Inspections can be announced or unannounced and may take place at day or night:

  • to monitor continuing compliance with regulations and standards
  • following a change in circumstances (such as a new person in charge)
  • arising from a number of events, including information affecting the safety and well-being of residents.

To find out more about the different types of inspections and how our inspectors make their decisions, read our guidance on the inspection process.

How we make our decisions

We have adopted a common approach to inspecting and making judgments.

This common approach is informed by our Assessment Framework  and our Judgment Framework . These documents seek to provide assurance that our work is both transparent and consistent. They are publicly available so everyone can see that we make our decisions in a fair and consistent way.

The assessment framework outlines the key questions inspectors should ask, the evidence that should be gathered and lines of enquiry that should be followed. In turn, the Judgment Framework outlines the degree to which an aspect of the service may be deemed by HIQA to be non-compliant with regulations and or National Standards — be it a major non-compliance, a moderate non-compliance or substantially in compliance.

Thematic inspections

The themed approach to inspection encourages and facilitates improvement within residential services for older people.

As part of these thematic inspections, we have produced self-assessment questionnaires and regulatory guidance for nursing home providers. Each thematic inspection is unannounced and carried out over one day. Inspection reports are produced and published for each of the inspections. Practice guidance and self-assessment tools, designed to assist providers to measure their performance and identify areas for improvement are also provided.

Food Nutrition Guidance and Self-assessment questionnaire

End of Life Guidance and Self-assessment questionnaire

Dementia Care

We have commenced a thematic inspection programme on Dementia Care.

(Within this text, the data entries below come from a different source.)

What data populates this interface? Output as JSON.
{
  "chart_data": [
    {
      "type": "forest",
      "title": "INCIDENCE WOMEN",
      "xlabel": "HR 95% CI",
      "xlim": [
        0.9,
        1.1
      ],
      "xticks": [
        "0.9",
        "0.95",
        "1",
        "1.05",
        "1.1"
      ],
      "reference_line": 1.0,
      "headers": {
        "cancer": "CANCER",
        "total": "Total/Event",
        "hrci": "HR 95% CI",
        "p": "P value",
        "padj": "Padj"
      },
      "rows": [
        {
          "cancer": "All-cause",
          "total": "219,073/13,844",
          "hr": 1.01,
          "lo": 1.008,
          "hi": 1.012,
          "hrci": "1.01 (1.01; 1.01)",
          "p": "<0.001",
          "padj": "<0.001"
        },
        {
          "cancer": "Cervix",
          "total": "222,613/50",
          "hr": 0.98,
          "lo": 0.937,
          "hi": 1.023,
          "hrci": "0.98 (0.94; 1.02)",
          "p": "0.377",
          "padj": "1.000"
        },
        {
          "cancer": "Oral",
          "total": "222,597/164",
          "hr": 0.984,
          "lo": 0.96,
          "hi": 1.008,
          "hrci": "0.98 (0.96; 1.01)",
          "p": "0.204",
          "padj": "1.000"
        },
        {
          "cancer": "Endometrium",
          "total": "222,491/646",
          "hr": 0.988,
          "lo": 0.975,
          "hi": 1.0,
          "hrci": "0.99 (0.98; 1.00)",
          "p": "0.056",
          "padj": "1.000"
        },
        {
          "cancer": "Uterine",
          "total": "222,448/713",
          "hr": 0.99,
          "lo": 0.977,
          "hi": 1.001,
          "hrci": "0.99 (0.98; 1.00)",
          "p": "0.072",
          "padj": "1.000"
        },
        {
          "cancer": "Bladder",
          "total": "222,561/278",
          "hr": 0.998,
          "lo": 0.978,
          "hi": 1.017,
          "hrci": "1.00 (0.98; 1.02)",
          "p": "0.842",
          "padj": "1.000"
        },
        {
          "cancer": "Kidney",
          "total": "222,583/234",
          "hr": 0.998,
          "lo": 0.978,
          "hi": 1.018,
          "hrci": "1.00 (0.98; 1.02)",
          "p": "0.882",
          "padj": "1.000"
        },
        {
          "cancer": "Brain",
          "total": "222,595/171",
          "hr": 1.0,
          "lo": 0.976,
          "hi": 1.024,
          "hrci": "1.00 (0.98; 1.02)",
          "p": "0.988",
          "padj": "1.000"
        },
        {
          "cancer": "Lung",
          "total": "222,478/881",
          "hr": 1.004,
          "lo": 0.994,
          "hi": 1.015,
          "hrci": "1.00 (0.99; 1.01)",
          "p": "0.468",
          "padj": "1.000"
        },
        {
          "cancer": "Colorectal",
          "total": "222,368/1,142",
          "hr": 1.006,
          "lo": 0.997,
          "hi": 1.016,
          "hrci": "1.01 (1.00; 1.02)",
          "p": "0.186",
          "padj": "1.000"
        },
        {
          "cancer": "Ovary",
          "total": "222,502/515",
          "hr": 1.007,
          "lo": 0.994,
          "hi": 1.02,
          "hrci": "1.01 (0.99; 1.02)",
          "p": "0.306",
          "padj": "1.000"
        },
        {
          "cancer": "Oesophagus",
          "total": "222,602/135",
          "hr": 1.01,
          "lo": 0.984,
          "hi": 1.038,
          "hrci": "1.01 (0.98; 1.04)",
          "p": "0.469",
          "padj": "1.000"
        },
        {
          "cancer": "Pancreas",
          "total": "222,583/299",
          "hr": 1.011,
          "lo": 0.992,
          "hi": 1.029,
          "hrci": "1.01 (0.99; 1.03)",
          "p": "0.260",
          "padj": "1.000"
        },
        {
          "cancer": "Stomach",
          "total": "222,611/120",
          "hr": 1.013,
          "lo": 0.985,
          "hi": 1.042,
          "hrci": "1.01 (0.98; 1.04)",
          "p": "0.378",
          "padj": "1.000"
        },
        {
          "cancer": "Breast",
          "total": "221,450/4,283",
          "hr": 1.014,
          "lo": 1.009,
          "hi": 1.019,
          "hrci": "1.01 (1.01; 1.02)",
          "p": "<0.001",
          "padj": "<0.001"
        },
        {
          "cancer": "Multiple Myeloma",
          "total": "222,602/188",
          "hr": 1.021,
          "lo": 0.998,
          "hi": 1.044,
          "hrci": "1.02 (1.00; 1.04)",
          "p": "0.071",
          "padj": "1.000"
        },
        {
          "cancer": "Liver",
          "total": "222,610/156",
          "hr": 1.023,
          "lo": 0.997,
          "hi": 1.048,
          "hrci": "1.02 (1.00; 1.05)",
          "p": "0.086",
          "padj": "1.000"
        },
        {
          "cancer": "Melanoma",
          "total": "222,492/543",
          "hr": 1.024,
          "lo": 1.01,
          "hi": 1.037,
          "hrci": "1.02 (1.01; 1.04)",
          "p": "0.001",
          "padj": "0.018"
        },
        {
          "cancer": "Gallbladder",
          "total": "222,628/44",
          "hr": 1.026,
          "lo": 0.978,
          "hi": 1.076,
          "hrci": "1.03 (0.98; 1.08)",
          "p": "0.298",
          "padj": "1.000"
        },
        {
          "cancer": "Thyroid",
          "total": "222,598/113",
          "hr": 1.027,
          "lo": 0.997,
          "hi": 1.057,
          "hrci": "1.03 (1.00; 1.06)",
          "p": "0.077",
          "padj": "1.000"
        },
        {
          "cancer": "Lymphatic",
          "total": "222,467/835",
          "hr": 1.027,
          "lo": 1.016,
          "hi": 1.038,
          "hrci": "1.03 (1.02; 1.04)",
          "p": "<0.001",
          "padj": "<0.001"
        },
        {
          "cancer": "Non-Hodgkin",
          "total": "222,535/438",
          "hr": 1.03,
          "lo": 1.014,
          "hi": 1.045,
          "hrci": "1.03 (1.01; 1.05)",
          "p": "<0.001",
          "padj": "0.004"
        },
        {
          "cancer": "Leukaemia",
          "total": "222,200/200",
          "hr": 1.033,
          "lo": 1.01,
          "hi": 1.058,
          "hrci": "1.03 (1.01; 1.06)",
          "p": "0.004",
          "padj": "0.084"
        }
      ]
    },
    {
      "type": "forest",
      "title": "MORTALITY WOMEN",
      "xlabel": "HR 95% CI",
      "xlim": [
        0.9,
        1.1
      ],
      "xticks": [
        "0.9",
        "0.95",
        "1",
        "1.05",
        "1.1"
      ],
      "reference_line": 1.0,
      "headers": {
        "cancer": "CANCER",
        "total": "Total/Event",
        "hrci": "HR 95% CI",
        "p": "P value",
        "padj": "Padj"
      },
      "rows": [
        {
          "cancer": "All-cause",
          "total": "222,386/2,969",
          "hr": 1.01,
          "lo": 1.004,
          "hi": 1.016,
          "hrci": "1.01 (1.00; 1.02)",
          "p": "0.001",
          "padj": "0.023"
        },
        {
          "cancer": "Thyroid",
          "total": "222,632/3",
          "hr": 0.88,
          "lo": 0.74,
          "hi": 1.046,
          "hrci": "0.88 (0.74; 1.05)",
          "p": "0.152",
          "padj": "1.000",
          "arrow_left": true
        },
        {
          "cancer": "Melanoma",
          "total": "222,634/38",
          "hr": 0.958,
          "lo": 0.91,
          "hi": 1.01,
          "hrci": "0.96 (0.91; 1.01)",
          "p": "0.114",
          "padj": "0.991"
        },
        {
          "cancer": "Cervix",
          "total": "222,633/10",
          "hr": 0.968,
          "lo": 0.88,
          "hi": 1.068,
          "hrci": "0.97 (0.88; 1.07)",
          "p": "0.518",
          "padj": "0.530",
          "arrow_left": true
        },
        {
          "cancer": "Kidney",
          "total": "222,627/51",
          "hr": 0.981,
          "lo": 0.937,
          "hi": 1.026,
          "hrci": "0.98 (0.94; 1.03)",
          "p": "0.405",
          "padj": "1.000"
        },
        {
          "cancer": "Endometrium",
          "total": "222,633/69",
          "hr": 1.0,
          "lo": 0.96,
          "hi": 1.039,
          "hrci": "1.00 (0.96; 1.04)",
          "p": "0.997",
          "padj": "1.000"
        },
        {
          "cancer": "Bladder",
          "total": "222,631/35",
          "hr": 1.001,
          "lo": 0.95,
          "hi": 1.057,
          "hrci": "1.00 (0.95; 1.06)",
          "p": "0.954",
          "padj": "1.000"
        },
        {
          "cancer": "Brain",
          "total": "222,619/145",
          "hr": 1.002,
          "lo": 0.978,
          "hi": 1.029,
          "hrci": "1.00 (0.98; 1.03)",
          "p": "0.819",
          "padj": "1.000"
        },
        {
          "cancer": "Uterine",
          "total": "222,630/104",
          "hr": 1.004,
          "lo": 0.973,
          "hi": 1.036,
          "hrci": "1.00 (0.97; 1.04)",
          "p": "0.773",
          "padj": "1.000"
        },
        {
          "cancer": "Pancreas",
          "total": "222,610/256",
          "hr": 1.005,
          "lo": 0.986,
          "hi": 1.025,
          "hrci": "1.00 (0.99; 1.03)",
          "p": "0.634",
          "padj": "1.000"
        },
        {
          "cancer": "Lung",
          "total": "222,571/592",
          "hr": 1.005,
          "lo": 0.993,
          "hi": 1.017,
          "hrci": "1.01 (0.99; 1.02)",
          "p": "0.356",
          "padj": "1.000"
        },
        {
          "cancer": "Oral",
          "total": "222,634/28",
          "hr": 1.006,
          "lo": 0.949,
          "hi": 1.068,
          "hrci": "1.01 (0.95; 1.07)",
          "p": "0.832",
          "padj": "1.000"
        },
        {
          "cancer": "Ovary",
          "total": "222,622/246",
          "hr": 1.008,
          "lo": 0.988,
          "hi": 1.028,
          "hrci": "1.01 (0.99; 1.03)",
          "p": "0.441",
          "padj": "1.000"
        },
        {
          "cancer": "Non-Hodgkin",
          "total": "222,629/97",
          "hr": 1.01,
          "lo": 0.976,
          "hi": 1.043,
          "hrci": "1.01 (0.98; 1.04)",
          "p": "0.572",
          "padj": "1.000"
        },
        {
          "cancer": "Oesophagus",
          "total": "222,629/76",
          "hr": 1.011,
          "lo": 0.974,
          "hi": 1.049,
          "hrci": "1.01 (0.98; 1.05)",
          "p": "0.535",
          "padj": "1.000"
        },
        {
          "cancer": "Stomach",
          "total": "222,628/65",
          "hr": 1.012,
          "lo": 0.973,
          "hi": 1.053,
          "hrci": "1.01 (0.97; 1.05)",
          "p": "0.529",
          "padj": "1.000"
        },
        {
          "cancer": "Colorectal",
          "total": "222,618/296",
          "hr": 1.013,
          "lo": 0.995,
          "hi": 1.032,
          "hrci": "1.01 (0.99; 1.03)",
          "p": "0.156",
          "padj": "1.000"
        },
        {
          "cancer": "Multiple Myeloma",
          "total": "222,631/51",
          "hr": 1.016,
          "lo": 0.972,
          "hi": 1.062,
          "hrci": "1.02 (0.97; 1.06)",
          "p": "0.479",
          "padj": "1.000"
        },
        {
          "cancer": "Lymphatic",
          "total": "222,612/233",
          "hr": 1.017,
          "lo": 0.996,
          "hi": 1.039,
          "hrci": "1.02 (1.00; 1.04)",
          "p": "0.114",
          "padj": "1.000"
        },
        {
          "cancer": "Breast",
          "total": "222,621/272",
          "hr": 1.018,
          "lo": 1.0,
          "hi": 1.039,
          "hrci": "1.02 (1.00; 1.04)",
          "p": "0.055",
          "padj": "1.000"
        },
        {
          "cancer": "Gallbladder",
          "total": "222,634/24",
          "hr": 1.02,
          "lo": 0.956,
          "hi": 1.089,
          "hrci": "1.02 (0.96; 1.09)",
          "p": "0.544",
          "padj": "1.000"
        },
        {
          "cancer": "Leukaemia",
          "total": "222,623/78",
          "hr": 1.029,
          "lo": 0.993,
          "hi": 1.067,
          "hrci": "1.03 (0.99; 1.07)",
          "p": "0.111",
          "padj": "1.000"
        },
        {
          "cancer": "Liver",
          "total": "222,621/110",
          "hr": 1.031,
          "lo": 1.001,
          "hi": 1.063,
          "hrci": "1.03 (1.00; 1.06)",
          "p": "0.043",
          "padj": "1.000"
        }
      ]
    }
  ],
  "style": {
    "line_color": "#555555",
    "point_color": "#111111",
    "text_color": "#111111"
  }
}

The relevant guidance, self-assessment tool, and assessment and judgement frameworks can be accessed here.

During the inspection

The inspector will make observations about the premises, the care provided, how the residents’ privacy, dignity and autonomy is respected and promoted

The inspector will be happy to speak with any resident, family member, representative or staff member; and will also understand that some residents and relatives may not want to talk with an inspector.

The inspector will also send out resident and family questionnaires to the centre before announced inspections take place. This is to allow residents and their relatives to provide feedback to HIQA should they wish to do so. Throughout the inspection process, the inspector will be required to act in line with our Code of conduct for inspectors and our Code of Business conduct.  Where concerns arise, we encourage services to inform us as soon as possible.

After the inspection

Inspection reports guide members of the public in choosing centres on the basis of sound, unbiased evidence, as all our inspection reports are published without fear or favour on our website. Inspection reports also assure the public on standards of care in centres.